What was that particular period of time like?
“I grew up through extreme bullying and had my formative years under the War on Terror. There was nothing really that spoke to that experience. To see Muslim Girl not only be able to exist – but resonate with so many people and continue to evolve over 10 years... I think that’s because of the fact that we stayed completely authentic to our voices and our narrative. Our audience has really grown up with us. We started this when we were teenagers – then there were teenagers that came after us, who grew up on Muslim Girl themselves.
“Of course, we always hoped that our voices would breakthrough in the mainstream, that people would actually include us in the conversations that were about us and that were impacting us. We’ve been able to accomplish that. Our greatest accomplishment has been rebranding the image of the Muslim woman in American media from being these oppressed, victimised, women to being the empowered, self-assured women that we know we are. Our legacy is Muslim women that speak truth – women that are powerful and aren’t afraid to be who they are, in whatever society they live in.”
In a way, I think you became the mentors you were looking for – the community you were looking for. The people who would push back on tired old narratives.

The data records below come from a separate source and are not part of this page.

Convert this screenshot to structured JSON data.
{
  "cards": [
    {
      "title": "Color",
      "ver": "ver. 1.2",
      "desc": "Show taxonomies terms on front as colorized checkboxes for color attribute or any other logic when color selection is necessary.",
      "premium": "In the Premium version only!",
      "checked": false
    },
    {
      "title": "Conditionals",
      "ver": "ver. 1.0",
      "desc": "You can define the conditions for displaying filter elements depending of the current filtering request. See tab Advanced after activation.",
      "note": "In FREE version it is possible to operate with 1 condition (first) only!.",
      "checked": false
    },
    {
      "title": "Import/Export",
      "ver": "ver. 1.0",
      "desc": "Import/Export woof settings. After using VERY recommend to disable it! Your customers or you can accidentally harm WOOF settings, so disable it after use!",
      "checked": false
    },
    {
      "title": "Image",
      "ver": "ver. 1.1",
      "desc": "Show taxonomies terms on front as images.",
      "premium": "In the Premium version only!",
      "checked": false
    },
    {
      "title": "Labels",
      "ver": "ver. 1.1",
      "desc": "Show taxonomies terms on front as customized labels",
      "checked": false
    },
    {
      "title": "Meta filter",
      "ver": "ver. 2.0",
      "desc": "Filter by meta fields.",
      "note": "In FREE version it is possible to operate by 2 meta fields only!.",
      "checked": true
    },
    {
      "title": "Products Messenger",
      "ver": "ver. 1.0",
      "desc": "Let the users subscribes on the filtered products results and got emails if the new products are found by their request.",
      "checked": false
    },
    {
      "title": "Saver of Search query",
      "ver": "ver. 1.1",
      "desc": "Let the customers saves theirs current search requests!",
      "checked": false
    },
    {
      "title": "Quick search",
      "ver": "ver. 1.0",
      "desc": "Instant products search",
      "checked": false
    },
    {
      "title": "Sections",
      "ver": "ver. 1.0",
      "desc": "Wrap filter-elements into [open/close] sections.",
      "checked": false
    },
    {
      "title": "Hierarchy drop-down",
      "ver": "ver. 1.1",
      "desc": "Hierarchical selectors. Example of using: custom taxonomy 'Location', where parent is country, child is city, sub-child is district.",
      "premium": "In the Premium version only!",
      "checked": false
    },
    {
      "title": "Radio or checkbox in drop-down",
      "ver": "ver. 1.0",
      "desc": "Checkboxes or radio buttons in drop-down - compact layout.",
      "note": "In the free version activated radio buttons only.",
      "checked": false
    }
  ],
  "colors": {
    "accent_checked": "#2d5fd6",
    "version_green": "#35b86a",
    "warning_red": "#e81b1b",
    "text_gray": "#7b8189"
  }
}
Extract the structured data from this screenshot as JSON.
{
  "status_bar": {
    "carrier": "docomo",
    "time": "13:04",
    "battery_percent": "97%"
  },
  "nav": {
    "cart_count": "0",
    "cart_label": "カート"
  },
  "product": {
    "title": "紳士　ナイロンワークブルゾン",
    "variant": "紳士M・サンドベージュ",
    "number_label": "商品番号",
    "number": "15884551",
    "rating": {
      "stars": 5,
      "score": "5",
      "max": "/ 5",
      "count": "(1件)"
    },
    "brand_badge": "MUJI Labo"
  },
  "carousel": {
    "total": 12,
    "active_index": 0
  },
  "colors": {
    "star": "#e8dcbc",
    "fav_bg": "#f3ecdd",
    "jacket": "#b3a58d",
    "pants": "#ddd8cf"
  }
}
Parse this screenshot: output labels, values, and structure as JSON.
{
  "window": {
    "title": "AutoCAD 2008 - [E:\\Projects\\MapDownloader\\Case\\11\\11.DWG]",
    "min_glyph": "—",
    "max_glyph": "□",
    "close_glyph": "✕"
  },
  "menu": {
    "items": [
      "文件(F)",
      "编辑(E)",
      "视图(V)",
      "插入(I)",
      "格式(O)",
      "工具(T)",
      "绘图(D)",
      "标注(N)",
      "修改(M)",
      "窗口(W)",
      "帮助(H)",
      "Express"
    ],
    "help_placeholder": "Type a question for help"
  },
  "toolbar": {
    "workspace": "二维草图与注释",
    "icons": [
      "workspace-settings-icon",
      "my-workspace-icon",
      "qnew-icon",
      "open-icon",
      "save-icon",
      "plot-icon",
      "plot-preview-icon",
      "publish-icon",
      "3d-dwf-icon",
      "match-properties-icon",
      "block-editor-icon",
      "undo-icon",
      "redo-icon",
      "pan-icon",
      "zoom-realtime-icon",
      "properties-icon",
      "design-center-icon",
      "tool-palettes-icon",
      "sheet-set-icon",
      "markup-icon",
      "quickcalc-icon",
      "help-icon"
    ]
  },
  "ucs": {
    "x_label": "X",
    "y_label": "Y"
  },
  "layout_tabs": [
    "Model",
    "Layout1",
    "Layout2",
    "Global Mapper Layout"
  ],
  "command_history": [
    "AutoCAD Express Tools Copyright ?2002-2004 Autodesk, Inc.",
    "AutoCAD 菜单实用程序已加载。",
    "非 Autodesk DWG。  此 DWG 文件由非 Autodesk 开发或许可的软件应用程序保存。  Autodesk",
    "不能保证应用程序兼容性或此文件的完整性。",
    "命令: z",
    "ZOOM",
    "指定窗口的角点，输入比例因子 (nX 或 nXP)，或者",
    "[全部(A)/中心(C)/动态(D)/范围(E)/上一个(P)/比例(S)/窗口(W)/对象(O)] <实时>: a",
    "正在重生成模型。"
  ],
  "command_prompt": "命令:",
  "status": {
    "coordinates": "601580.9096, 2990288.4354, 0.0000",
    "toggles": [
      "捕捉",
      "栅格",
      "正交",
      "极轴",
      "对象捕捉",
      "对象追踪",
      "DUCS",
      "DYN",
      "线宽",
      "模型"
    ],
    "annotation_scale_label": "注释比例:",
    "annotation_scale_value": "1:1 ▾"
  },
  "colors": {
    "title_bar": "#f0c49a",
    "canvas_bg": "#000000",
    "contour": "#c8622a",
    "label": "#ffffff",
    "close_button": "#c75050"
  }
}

“We were always hoping that we could shift public opinion in some way especially because, from a young age, we were exposed to so much war and violence in other regions of the world that we were somehow connected to – but we felt powerless or helpless to make an impact. The philosophy behind our service is that if we could shift public opinion...then maybe we can actually prevent more of this pain and devastation for future generations.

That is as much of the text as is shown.